Still struggling with cancer

Cancer – and the aftermath of cancer – doesn’t go away. I may look better and feel better than I did last year, but cancer is with me every single day and my body is still struggling. I’ve never operated at less than 120% physically, and now I’m at a permanent 70-80%. It’s depressing. I have to think about every movement my left arm makes: can’t have it below my heart too long, can’t have anything restrict it, can’t have it above my head, must be aware of restrictions even though I can’t feel most of it since it’s numb, can’t sleep on the left side, must remember to wear compression sleeve, can’t lift heavy objects (what is considered a heavy object?) The list goes on and on. Who doesn’t take their body, their limbs for granted? Why would we ever worry about not lifting, not walking?

People have compared my cancer to breaking a bone, appendicitis, getting the flu, or getting stitches. They’re somehow trying to relate to what’s happening for me. But you typically recover from those things and you usually never need to think about them again. Twenty percent of my body is disabled. Forever. I don’t wake up and ever feel 100%. This wasn’t a skin tag removal so please don’t compare cancer to everyday maladies.

The damage is physical and, I hate admitting this, but it is psychological as well. There is definitely some PTSD  going on here. Giant waves of paranoia, fear, and helplessness crash over me multiple times a day and drag me into a black hole. And I’m hard on myself about it. I tell myself to get over it, that I’m being pathetic, that it’s not so bad, that I’m just feeling sorry for myself, or this very ugly one: that somehow I deserved this. I am horribly mean to Leah.

Coming to terms with cancer is going to be a lifelong journey and it’s a crappy, crappy road. I keep searching for a silver lining that doesn’t exist. I suck at ‘living every day to its fullest.’ I am not a grass-is-greener-bright-side kind of girl; that will never be who I am. I am a Reality Girl driven by half facts and half dreams.

The amount of cancer related appointments I continue to go to is never ending. In the last two months I’ve had visits to my oncologist, radiology oncologist, gynecology oncologist (more on that in another post), physical therapist, general surgeon, and breast surgeon. There are reminders on the calendar screaming at me that cancer is in the room, every day, every week.

None of my doctors has declared me “cancer free.” They say, “We certainly hope you’re cancer free, but with HER2 receptors and lymph node involvement we can’t say for certain.” With each new ache or pain I stop and ask myself, am I ok? Is the cancer back? Has it metastasized? When should I worry about a new symptom? My radiation oncologist says I should worry if something increasingly worsens or is persistent. His words become my mantra when I have a pain, ache, or visual changes.
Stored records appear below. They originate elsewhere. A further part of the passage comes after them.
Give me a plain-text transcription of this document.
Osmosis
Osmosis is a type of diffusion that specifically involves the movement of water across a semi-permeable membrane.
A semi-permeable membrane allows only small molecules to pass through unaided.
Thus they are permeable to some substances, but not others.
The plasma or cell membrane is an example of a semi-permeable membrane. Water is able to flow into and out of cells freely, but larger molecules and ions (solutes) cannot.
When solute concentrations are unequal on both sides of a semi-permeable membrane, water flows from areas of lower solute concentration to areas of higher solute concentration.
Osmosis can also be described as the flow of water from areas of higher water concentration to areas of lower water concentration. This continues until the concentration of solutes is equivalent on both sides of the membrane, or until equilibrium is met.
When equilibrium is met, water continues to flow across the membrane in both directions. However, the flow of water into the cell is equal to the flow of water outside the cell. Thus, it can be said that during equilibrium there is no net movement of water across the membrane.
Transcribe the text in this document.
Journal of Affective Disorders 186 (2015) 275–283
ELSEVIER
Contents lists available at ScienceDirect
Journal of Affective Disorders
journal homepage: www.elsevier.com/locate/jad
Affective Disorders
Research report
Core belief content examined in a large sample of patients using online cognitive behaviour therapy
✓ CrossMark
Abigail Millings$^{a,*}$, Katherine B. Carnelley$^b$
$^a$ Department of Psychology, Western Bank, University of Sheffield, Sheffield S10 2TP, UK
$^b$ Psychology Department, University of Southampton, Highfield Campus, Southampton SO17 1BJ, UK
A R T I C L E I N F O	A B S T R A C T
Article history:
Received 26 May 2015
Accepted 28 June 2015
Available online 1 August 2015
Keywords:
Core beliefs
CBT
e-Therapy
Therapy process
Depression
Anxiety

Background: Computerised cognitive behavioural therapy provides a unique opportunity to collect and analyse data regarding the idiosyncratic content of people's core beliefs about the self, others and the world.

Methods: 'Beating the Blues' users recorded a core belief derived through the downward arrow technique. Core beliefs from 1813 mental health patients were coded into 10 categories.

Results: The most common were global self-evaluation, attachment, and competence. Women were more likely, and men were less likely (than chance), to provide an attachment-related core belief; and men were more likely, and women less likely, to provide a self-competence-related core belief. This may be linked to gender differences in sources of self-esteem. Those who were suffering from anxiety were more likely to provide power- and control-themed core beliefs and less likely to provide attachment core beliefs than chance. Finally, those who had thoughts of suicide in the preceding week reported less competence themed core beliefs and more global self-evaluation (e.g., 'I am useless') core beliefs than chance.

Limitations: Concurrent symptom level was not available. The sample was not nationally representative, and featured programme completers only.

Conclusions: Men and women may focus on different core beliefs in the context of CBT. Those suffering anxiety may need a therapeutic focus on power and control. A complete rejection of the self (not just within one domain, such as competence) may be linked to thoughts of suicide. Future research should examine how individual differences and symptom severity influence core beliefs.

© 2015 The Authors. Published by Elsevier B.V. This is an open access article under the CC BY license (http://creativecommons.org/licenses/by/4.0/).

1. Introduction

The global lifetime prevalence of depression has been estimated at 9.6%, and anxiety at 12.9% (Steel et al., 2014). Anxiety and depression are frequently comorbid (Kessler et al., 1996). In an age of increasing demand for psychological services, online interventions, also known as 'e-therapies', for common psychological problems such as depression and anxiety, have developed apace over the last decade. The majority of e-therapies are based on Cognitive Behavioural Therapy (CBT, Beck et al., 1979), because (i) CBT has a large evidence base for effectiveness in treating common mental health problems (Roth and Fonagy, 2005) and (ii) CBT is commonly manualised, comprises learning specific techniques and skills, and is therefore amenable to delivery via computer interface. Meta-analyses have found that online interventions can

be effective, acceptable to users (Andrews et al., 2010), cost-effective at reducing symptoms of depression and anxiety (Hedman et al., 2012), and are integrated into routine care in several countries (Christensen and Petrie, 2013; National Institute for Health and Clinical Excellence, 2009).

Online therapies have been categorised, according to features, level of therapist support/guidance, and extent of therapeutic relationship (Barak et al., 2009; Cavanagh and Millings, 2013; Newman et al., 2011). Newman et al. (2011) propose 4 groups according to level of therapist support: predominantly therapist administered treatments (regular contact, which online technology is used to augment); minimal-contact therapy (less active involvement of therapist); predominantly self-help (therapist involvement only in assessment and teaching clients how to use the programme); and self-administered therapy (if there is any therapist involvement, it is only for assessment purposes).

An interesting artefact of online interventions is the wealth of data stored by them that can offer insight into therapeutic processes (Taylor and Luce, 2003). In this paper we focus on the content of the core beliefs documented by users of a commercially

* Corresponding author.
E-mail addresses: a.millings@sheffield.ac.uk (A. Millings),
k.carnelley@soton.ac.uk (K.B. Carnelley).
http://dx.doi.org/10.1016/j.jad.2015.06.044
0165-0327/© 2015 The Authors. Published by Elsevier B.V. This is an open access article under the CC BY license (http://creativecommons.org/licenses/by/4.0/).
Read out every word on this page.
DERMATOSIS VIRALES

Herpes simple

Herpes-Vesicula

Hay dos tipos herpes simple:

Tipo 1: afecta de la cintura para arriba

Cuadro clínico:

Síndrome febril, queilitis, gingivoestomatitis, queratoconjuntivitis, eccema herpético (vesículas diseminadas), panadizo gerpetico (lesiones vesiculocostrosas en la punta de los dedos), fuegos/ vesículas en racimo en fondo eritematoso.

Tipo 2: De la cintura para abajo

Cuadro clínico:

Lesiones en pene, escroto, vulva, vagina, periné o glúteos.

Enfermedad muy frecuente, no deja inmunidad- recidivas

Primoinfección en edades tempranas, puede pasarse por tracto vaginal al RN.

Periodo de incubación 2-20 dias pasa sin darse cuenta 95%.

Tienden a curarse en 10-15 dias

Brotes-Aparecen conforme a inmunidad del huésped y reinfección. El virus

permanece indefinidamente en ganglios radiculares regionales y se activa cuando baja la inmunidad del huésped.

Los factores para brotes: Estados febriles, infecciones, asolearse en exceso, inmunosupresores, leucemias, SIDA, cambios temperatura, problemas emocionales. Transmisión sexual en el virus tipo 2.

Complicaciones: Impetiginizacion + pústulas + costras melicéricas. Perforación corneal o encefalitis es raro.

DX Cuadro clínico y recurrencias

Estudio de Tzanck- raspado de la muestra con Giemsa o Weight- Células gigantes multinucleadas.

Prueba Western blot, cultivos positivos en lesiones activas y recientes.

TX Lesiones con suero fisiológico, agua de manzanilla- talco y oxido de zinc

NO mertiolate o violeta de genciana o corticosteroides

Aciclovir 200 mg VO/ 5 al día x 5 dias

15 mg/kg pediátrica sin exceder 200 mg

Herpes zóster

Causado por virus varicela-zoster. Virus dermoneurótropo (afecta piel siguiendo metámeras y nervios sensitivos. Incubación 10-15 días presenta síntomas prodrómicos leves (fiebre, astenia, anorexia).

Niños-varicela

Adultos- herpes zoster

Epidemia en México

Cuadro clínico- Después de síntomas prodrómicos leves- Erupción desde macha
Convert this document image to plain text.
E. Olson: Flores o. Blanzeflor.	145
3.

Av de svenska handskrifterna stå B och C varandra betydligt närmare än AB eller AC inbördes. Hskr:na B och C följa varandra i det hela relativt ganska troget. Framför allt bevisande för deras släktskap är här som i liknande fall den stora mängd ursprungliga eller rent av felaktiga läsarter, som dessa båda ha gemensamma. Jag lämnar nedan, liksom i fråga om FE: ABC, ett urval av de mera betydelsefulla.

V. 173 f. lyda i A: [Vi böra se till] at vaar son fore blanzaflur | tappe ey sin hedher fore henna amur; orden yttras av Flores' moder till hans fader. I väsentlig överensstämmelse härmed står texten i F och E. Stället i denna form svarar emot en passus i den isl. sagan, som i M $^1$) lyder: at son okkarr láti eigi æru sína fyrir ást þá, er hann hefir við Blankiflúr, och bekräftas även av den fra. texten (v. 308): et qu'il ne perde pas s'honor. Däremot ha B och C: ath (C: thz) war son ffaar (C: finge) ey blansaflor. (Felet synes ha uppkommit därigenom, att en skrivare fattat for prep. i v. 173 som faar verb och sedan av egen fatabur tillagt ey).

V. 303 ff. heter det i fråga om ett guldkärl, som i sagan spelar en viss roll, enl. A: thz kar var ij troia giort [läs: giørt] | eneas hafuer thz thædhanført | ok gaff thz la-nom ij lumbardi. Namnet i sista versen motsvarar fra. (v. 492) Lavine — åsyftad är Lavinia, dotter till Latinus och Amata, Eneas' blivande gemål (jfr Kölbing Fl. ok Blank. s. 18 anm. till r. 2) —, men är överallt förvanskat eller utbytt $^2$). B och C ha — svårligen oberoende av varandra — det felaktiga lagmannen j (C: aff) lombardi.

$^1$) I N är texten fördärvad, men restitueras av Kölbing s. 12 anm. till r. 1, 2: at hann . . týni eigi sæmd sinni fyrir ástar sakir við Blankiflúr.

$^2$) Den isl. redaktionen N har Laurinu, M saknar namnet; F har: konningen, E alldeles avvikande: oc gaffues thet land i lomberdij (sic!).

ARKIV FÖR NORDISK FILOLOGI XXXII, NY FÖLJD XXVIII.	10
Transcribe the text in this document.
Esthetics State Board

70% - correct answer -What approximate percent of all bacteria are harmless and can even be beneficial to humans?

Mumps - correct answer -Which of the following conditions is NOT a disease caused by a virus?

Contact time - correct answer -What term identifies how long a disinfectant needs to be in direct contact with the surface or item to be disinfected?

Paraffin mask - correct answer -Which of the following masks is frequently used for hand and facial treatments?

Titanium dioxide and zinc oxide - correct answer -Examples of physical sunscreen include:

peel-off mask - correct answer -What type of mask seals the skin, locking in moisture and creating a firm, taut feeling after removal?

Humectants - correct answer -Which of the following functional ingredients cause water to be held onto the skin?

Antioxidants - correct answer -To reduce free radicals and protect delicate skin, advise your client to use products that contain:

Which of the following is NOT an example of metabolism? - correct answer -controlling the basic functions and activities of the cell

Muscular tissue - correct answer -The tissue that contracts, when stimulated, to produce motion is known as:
Writing feels like therapy for me. If I spew it out without holding back, with no filter, no end or beginning, no thought of where I’m going, maybe it will be easier to walk into the black hole of the future and away from the black hole of the past.

4 responses

  1. My heart overflows with my love and respect for you.
    Is it because of cancer? The short answer is “probably”
    Directly, it is because you have shared your core through your words.
    And cancer brought that experience forth; baring your soul.
    I have learned much from you through listening and hearing you.
    And you are a blessing.

    Liked by 1 person

  2. Dear Leah,

    I’m trying to think of what I want to say to you that isn’t fatuous or equivocal or shallow. I know I want to say that aging itself is a continual journey with an altered body, sometimes pieces of it given up for one’s health, an internal organ, a breast, two breasts…and always aging is a sense of weakening, muscles not so strong, joints not so flexible, and inevitably a sense of mortality, even if cancer hasn’t struck. Only a very lucky few go through middle age without realizing that somewhere along the journey, one lost one’s body – the way it is remembered, the way it was so totally and unthinkingly taken for granted. From my vantage point in my seventh decade, I know few friends who haven’t had an unwelcome confrontation with mortality and now live altered lives. And yet we embrace life and are glad for it.

    As for living post cancer, that innocence cannot be regained. Will it help to hear that several of my closest friends had breast cancer with lymph node involvement many years ago and are here still in health enjoying life? This is true. And one of my dearest friends who had no nodal involvement did lose her life. Cancer strikes without a logic that medicine understands. What you must take to heart is that you are newly post treatment with all the advantages of therapy in your body. Take this time as yours. The best anodyne is living itself which brings forgetting.

    And happy new year to you and Amelia.


    Liked by 1 person

  3. Cancer is in your rear view mirror! With this new year, you are turning the page to begin a brand new chapter. I hope it brings renewed strength of spirit and mind as your body continues to heal from all that you’ve endured over these long and many months. Cancer can’t steal what you refuse to relinquish…the essence of who you are will always remain. And your silver lining? You may not see it, but I do. It’s your voice…your words that you’ve shared with all of us. You have a gift, Leah. Not everyone can write from the heart as you do. Thank you for sharing your thoughts with those of us who truly do understand.